The Best Thing You Can Do After You Eat Too Much
I was recently asked by a reader,
“I once read this Japanese word, “Kuchisabishii” — would you mind sharing the meaning of it?”
Ah, yes. Kuchisabishii.
I’ve been hearing it a lot more these days in Japan, sometimes over Zoom calls and sometimes thrown around the house. When I catch someone eating their third snack of the day, with a guilty smile they’ll laugh, “I know, but I can’t help it. I’ve got a bad case of kuchisabishii.”
Like opening our phone to social media after we’ve promised ourselves to cut down on our screen time, it’s characterized by an incessant nagging feeling that needs attending to, even when we don’t really want to engage.

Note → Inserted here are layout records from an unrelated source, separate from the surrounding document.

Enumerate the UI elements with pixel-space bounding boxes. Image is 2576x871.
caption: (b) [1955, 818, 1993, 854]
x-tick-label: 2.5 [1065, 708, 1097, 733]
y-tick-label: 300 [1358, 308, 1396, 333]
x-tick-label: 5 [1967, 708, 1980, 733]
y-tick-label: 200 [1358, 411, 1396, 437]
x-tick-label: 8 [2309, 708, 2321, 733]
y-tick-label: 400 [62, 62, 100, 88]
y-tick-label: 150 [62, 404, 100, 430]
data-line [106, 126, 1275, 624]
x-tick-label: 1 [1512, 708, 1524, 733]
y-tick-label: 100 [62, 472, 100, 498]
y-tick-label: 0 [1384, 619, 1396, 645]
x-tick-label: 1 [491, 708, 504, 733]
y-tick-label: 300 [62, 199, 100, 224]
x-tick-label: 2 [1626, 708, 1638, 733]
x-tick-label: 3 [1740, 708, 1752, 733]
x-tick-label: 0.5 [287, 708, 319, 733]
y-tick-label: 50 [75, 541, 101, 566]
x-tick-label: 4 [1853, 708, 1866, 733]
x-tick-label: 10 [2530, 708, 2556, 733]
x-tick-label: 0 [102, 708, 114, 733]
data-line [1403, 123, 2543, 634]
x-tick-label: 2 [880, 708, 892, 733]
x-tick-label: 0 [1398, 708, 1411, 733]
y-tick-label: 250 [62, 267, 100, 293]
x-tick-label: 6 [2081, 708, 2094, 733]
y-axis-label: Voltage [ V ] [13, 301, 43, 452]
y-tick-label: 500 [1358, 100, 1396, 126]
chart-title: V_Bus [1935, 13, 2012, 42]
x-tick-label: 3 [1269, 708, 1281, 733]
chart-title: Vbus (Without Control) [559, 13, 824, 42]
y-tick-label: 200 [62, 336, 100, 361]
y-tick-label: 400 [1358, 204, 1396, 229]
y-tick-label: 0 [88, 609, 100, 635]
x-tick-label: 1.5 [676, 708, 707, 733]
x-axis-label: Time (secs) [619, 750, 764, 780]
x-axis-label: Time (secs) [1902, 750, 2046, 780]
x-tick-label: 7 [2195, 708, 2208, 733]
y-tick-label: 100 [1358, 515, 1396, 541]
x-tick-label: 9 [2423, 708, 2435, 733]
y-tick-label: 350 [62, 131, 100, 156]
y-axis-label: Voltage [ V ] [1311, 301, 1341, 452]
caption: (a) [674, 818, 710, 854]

You might try to tell the voice to go away, that you’re trying to concentrate, but you know that you have it when not ten minutes later you’re in the kitchen looking for something to eat.
But there is something so forgiving, and perhaps slightly endearing, about the term kuchisabishii.
‘Kuchisabishii’ is a Japanese term which directly translates to ‘lonely mouth’, but it’s a phrase that’s better translated as boredom eating. The persistent need to eat something even when we aren’t hungry is a frustrating problem many of us face — perhaps even more so during a time we are increasingly spending more time at home, when we are always a short walk from the kitchen.
But there is something so forgiving, and perhaps slightly endearing, about the term kuchisabishii. It’s less shameful in nature than terms like ‘mindless binging’ or ‘compulsive overeating’, for it acknowledges that it’s less of a disgraceful problem than it is just being human. Like how we are all susceptible to loneliness, we are all susceptible to eating out of boredom.
And like how you might cope with loneliness, instead of berating yourself or brooding in guilt for how you feel, the best cure for a lonely mouth is with a bit of empathy. Try not to go overboard with it — all helpful coping is done in moderation — but the idea is to let yourself enjoy a bit of cathartic snacking.
But wait, isn’t it a bad idea to eat when you’re not hungry? Shouldn’t you just force yourself to not eat?
If the solution were that easy, healthy eating wouldn’t be a problem, but exercising willpower and forcing ourselves not to eat rarely ever works. Instead of satisfying our cravings, it feeds into our guilt when we end up “breaking”, tripping a sort of all or nothing mindset: we tell ourselves we’ve made a critical mistake, and so we shame ourselves into making the problem worse.
“I love to tell people, if you get a flat tire you don’t get out of the car and slash the other three tires. You patch the tire and get back on the road.” — Jillian Michaels, American personal trainer
Eating out of boredom happens to the best of us, but kuchisabishii is about shaping it as a natural feeling and a forgiving experience, rather than to shove down those feelings. For once we recognize and confront it, we end up making better decisions after the fact than exacerbating self-sabotaging behavior on guilt-triggered impulses.
So next time you’re craving something to eat, maybe you’ll engage, and maybe you won’t, but don’t feel bad if your mouth is feeling a bit lonely these days. Sometimes laughing about it and moving on is the best thing you can do after eating a bit too much.